What do I most often feel before I reach for social media?

What do I hope to receive from it?

What kinds of posts or accounts leave me feeling more alive, connected, informed, or inspired?

What kinds of posts or accounts leave me feeling anxious, angry, inadequate, numb, or depleted?

Do I use social media more when I am tired, lonely, stressed, or avoiding something?

Do I use social media to leave my body?

Do I get pulled into political outrage, fear, or despair?

Do I consume trauma or mental health content in a way that helps me feel clearer, or does it leave me more activated and self-analyzing?

What would I like my relationship with social media to feel like?

What would I do with even a little more time, attention, and energy?

What dreams, images, or desires might need more quiet in order to return?

Suggested Viewing

These documentaries may support reflection and conversation around social media, attention, technology, youth culture, privacy, and the impact of digital life.

The Social Dilemma

A documentary-drama exploring social media design, persuasive technology, attention, algorithms, and the broader impact of social networking platforms.

LIKE

A documentary about the impact of social media on our lives, with attention to the brain, self-regulation, and how we can navigate technology more consciously.

Screened Out

A documentary focused on screen use, smartphone dependence, video games, social media, and the ways technology can capture attention.

Childhood 2.0

A documentary about childhood in the digital age, including social media, online safety, cyberbullying, anxiety, and the changing landscape children and teens are navigating.

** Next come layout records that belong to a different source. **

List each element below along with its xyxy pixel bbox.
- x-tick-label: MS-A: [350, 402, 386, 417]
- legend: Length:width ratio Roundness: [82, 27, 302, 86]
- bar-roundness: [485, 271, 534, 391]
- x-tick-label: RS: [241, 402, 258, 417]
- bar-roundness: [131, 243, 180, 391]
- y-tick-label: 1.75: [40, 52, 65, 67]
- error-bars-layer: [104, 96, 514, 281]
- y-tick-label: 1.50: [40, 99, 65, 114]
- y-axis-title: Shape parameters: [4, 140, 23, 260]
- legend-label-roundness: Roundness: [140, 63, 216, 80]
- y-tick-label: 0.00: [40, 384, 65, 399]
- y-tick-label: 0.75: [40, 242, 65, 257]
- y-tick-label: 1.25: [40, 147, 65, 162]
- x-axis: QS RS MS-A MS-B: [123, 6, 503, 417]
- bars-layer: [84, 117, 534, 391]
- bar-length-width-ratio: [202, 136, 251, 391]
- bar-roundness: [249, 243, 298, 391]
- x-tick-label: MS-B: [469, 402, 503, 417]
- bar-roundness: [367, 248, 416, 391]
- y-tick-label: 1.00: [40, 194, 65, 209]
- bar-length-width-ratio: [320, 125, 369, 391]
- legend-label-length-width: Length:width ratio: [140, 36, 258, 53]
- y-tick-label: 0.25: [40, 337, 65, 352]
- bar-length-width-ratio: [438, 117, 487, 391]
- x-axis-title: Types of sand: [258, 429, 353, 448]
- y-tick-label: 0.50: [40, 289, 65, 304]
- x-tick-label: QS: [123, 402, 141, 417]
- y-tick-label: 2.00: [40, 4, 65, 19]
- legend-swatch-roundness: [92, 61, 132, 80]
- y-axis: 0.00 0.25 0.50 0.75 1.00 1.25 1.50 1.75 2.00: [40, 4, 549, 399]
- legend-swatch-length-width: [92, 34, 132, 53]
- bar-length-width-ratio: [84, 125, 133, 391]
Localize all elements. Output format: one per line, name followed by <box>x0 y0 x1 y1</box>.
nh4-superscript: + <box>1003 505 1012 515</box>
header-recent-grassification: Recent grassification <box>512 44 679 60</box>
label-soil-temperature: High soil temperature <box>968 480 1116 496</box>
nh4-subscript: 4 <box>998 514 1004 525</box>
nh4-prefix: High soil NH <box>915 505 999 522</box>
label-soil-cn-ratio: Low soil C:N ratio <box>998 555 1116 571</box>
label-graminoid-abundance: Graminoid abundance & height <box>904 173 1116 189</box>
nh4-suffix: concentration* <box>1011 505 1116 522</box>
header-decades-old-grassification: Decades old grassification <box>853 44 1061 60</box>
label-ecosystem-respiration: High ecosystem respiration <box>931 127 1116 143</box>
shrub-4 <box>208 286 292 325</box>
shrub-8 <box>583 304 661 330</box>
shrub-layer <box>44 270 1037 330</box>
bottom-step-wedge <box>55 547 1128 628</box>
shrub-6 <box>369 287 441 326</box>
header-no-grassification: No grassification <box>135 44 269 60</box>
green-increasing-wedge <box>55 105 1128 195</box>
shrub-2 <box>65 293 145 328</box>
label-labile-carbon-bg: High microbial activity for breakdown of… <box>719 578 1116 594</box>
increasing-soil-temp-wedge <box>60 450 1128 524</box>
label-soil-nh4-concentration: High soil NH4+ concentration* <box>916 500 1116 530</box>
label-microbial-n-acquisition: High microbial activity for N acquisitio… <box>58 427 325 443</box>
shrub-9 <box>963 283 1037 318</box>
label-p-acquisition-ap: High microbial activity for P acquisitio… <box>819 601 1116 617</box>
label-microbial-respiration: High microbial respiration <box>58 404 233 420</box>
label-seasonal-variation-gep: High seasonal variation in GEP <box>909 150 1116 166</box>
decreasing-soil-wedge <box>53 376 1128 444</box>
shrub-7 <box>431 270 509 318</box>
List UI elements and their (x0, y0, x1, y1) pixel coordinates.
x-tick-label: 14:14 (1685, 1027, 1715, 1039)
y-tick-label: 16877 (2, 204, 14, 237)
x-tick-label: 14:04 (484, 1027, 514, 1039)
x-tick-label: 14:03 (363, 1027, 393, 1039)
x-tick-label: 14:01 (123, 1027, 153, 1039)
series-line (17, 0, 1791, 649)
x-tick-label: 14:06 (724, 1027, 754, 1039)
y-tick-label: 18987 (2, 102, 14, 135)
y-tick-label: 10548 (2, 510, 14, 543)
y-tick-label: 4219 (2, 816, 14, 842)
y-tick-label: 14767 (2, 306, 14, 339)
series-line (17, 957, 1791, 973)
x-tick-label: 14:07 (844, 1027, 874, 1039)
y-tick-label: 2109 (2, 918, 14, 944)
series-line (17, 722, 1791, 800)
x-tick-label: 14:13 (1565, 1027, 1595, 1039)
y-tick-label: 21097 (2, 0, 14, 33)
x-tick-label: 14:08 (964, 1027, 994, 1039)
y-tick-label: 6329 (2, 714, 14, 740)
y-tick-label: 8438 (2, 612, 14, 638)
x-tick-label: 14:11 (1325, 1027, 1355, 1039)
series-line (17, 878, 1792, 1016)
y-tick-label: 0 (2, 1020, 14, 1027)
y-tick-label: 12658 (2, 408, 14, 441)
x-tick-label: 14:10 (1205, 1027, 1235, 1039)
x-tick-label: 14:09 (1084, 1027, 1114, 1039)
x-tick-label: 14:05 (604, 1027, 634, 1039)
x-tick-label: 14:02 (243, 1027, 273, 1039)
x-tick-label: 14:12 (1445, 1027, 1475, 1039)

Screenagers: Growing Up in the Digital Age

A documentary about screen time, digital distraction, social media, learning, family life, and youth mental health.

The Great Hack

A documentary about data privacy, Cambridge Analytica, social media, political influence, and the ways personal data can be harvested and used.

The Cleaners

A documentary about content moderators and the hidden labor behind what does and does not appear on social media platforms.

TikTok, Boom.

A documentary exploring TikTok’s algorithmic, cultural, economic, political, and social influence.

Fake Famous

A documentary/social experiment about influencer culture, manufactured popularity, fake followers, staged images, and the performance of online fame.

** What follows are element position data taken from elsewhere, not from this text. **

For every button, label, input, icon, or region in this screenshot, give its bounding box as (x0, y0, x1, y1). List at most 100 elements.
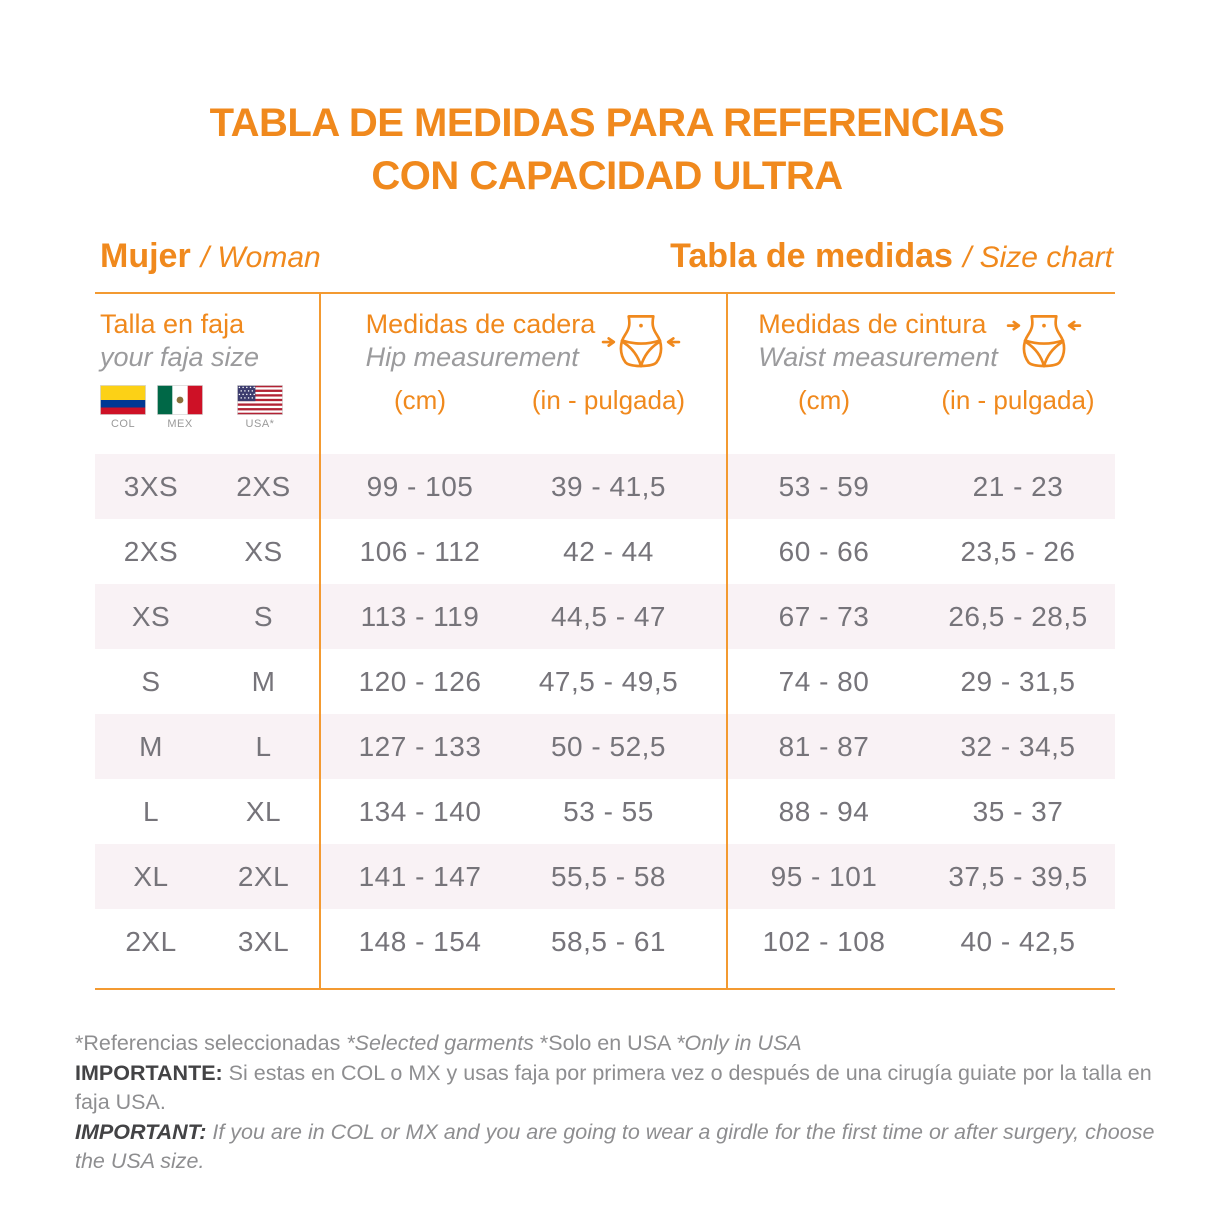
size-usa-value: 2XL (237, 860, 290, 892)
table-row: S M 120 - 126 47,5 - 49,5 74 - 80 29 - 3… (95, 649, 1115, 714)
size-colmex-value: 2XL (125, 925, 177, 957)
hip-in-value: 47,5 - 49,5 (538, 665, 679, 697)
waist-in-value: 23,5 - 26 (960, 535, 1076, 567)
chart-label-en: / Size chart (962, 241, 1113, 274)
size-usa-value: XS (244, 535, 283, 567)
waist-cm-value: 95 - 101 (770, 860, 878, 892)
hip-cm-value: 141 - 147 (358, 860, 482, 892)
chart-label-es: Tabla de medidas (670, 237, 953, 275)
hip-in-value: 42 - 44 (563, 535, 654, 567)
hip-in-value: 39 - 41,5 (550, 470, 667, 502)
hip-in-value: 50 - 52,5 (550, 730, 667, 762)
hip-column-header: Medidas de cadera Hip measurement (c (320, 294, 727, 454)
hip-in-value: 55,5 - 58 (550, 860, 667, 892)
hip-cm-value: 134 - 140 (358, 795, 482, 827)
size-column-header: Talla en faja your faja size COL (95, 294, 320, 454)
hip-cm-value: 120 - 126 (358, 665, 482, 697)
hip-in-value: 53 - 55 (563, 795, 654, 827)
size-colmex-value: 3XS (123, 470, 179, 502)
size-usa-value: XL (245, 795, 282, 827)
waist-column-header: Medidas de cintura Waist measurement (727, 294, 1115, 454)
table-row: XS S 113 - 119 44,5 - 47 67 - 73 26,5 - … (95, 584, 1115, 649)
waist-in-value: 21 - 23 (972, 470, 1064, 502)
hip-cm-header: (cm) (394, 385, 446, 415)
waist-measurement-icon (1006, 315, 1082, 368)
important-label-en: IMPORTANT: (75, 1119, 207, 1144)
colombia-flag-label: COL (110, 418, 136, 430)
size-colmex-value: XS (131, 600, 171, 632)
size-usa-value: L (255, 730, 272, 762)
waist-in-value: 35 - 37 (972, 795, 1064, 827)
column-divider (726, 294, 728, 988)
size-colmex-value: L (142, 795, 160, 827)
size-colmex-value: S (141, 665, 161, 697)
hip-cm-value: 127 - 133 (358, 730, 482, 762)
size-usa-value: 2XS (236, 470, 291, 502)
footnote-important-es: IMPORTANTE: Si estas en COL o MX y usas … (75, 1059, 1165, 1118)
hip-in-value: 58,5 - 61 (550, 925, 667, 957)
hip-cm-value: 148 - 154 (358, 925, 482, 957)
hip-cm-value: 113 - 119 (360, 600, 480, 632)
hip-cm-value: 99 - 105 (366, 470, 474, 502)
mexico-flag-label: MEX (167, 418, 193, 430)
hip-cm-value: 106 - 112 (359, 535, 481, 567)
footnote-ref-en: *Selected garments (346, 1031, 540, 1055)
waist-in-value: 32 - 34,5 (960, 730, 1076, 762)
waist-cm-value: 67 - 73 (778, 600, 870, 632)
page-title-line2: CON CAPACIDAD ULTRA (371, 154, 843, 198)
waist-cm-value: 74 - 80 (778, 665, 870, 697)
table-row: M L 127 - 133 50 - 52,5 81 - 87 32 - 34,… (95, 714, 1115, 779)
table-row: 2XS XS 106 - 112 42 - 44 60 - 66 23,5 - … (95, 519, 1115, 584)
waist-cm-value: 60 - 66 (778, 535, 870, 567)
waist-in-value: 26,5 - 28,5 (948, 600, 1088, 632)
size-table: Talla en faja your faja size COL (95, 292, 1115, 990)
hip-in-header: (in - pulgada) (531, 385, 686, 415)
hip-units-row: (cm) (in - pulgada) (320, 385, 727, 416)
table-row: XL 2XL 141 - 147 55,5 - 58 95 - 101 37,5… (95, 844, 1115, 909)
usa-flag-label: USA* (245, 418, 275, 430)
colombia-flag-icon: COL (100, 385, 146, 430)
hip-measurement-icon (602, 315, 681, 368)
hip-in-value: 44,5 - 47 (550, 600, 667, 632)
usa-flag-icon: USA* (237, 385, 283, 430)
mexico-flag-icon: MEX (157, 385, 203, 430)
table-row: 2XL 3XL 148 - 154 58,5 - 61 102 - 108 40… (95, 909, 1115, 974)
size-colmex-value: M (139, 730, 163, 762)
size-usa-value: M (251, 665, 276, 697)
footnote-references: *Referencias seleccionadas *Selected gar… (75, 1029, 1165, 1059)
waist-cm-value: 81 - 87 (778, 730, 870, 762)
footnotes: *Referencias seleccionadas *Selected gar… (75, 1029, 1165, 1177)
waist-cm-value: 53 - 59 (778, 470, 870, 502)
waist-cm-value: 102 - 108 (762, 925, 886, 957)
waist-in-value: 29 - 31,5 (960, 665, 1076, 697)
chart-label: Tabla de medidas / Size chart (670, 237, 1113, 276)
important-text-en: If you are in COL or MX and you are goin… (75, 1119, 1155, 1174)
table-header: Talla en faja your faja size COL (95, 294, 1115, 454)
important-text-es: Si estas en COL o MX y usas faja por pri… (75, 1060, 1152, 1115)
footnote-usa-es: *Solo en USA (539, 1031, 677, 1055)
size-usa-value: 3XL (237, 925, 290, 957)
size-colmex-value: 2XS (123, 535, 179, 567)
waist-column-subtitle: Waist measurement (758, 342, 998, 372)
size-column-title: Talla en faja (100, 309, 245, 339)
subheader: Mujer / Woman Tabla de medidas / Size char… (100, 237, 1113, 276)
waist-column-title: Medidas de cintura (758, 309, 987, 339)
table-row: L XL 134 - 140 53 - 55 88 - 94 35 - 37 (95, 779, 1115, 844)
waist-in-value: 37,5 - 39,5 (948, 860, 1088, 892)
gender-label-es: Mujer (100, 237, 191, 275)
hip-column-title: Medidas de cadera (365, 309, 596, 339)
waist-in-value: 40 - 42,5 (960, 925, 1076, 957)
page-title-line1: TABLA DE MEDIDAS PARA REFERENCIAS (209, 101, 1005, 145)
size-column-subtitle: your faja size (100, 342, 260, 372)
size-usa-value: S (253, 600, 274, 632)
table-row: 3XS 2XS 99 - 105 39 - 41,5 53 - 59 21 - … (95, 454, 1115, 519)
waist-cm-header: (cm) (798, 385, 850, 415)
hip-column-subtitle: Hip measurement (365, 342, 579, 372)
footnote-ref-es: *Referencias seleccionadas (75, 1031, 347, 1055)
footnote-important-en: IMPORTANT: If you are in COL or MX and y… (75, 1118, 1165, 1177)
flags-row: COL MEX (100, 385, 320, 430)
waist-in-header: (in - pulgada) (941, 385, 1095, 415)
footnote-usa-en: *Only in USA (676, 1031, 802, 1055)
waist-cm-value: 88 - 94 (778, 795, 870, 827)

As you watch, notice not only what you think, but what happens in your body.

Do you feel activated?
Validated?
Defensive?
Curious?
Sad?
Angry?
Motivated?
Overwhelmed?
Clearer?

Let the viewing become part of the inquiry, not another form of passive consumption.

Goal Setting

At your next appointment, we can look together at what you noticed and begin setting some realistic goals.

A helpful goal is small, specific, and doable.

Instead of:

“I need to stop using social media so much.”

Try:

“I will wait 10 minutes before opening social media in the morning.”
“I will take a five-minute walk before I scroll after work.”
“I will set a 15-minute timer when I open Instagram.”
“I will keep my phone out of the bedroom three nights this week.”
“I will unfollow five accounts that make me feel bad about myself.”
“I will notice what I am feeling before I reach for my phone.”
“I will turn off nonessential notifications for one week.”
“I will replace one scrolling session with a walk, journal entry, or cup of tea.”
“I will spend five minutes each day letting my own images, thoughts, or dreams arise without a screen.”

The goal is not perfection. The goal is participation.

Change happens through awareness, repetition, and small embodied choices.

Closing

Your attention is part of your life force. Your body, your breath, your relationships, your creativity, your rest, your movement, and your inner life all need access to that energy.

Social media may continue to have a place in your life. But the intention is for it to become more conscious, more intentional, and less automatic.

You are not trying to shame yourself into change.

You are practicing coming back to yourself.

"The Witness is actually another level of consciousness. The witness co-exists alongside your normal consciousness as another layer of awareness, as the part of you that is awakening. Humans have this unique ability to be in two states of consciousness at once. Witnessing yourself is like directing the beam of a flashlight back at itself."